The article focuses on high-performance quantum frequency conversion (QFC) from ultraviolet (UV) to telecom bands, a critical advancement for enabling long-distance quantum networks. The authors achieve efficient conversion of UV photons (393 nm) from 40Ca+ ions to the telecom C-band (1550 nm) using a thin-film lithium niobate (TFLN) waveguide, which benefits from first-order quasi-phase matching (QPM) with a period of 3.07 µm.
Key findings from the study include:
Domain Defect Impact: The authors present a theoretical model to evaluate the impact of domain defects in short-period phase-matched waveguides. They find that the critical tolerance for domain defects is ≤ 2, with defects significantly affecting the conversion efficiency. By optimizing the fabrication process, they achieve a normalized conversion efficiency (ηnor) of 839%/(W·cm²), surpassing theoretical predictions.
Noise Suppression Strategy: A novel noise suppression strategy is proposed, utilizing the counter-tuning behaviors of difference-frequency generation (DFG) and spontaneous parametric down-conversion (SPDC) processes. This approach leads to a threefold reduction in noise levels, achieving a record-low noise of 35 counts per second, with a high external efficiency of 28.8%.
QFC Performance: The QFC system demonstrates outstanding performance with an external efficiency of 28.8% and a noise level of 35 cps, which is more than 30 times higher in efficiency and two orders of magnitude lower in noise than previous reports. This performance meets the stringent requirements for practical quantum communication, particularly for long-lived remote ion-ion entanglement in scalable quantum networks.
Propagation Loss and Normalized Efficiency: The study incorporates propagation loss measurements at different wavelengths (393 nm, 527 nm, and 1550 nm) and refines the efficiency model to account for these losses. The optimized QFC module achieves a theoretical efficiency of 839 ± 20 %/(W·cm²), consistent with the experimental values.
Long-Term Stability: The setup shows excellent long-term stability, with the pump transmission monitored over 48 hours.
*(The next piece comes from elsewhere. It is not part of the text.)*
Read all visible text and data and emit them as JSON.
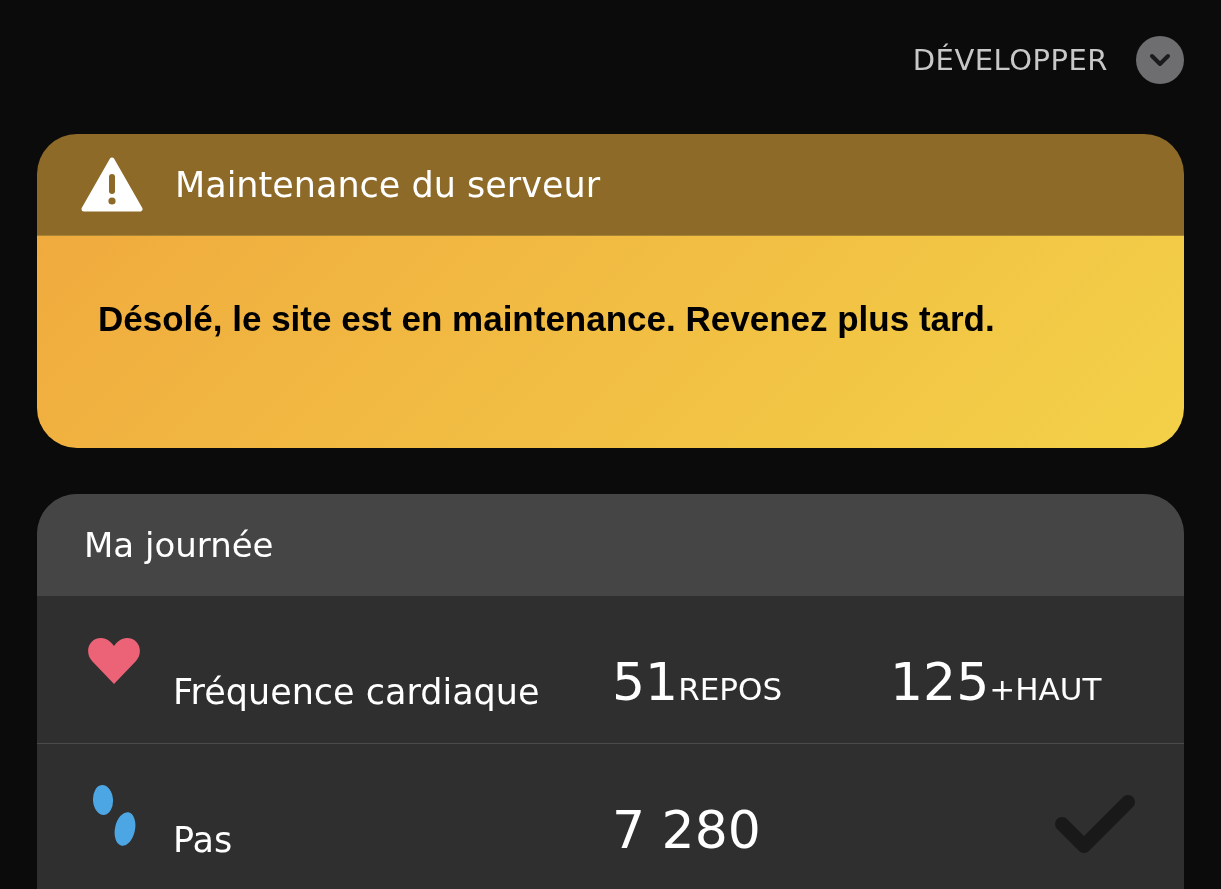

The system demonstrated a relative fluctuation of only 1.4%, making it suitable for extended operations in quantum network applications.
Future Applications: This high-efficiency QFC interface sets a new benchmark for UV-to-telecom conversion, making it applicable to quantum memories in ion-trap systems operating at other wavelengths such as 369 nm (171Yb+), 422 nm (88Sr+), and 493 nm (138Ba+). The methodology can be applied to other QFC processes, offering potential for hybrid quantum networks.
In conclusion, the article provides a detailed solution to the challenges of UV-to-telecom quantum frequency conversion, achieving high efficiency and low noise, and demonstrating a significant step toward scalable quantum networks and long-distance quantum communication.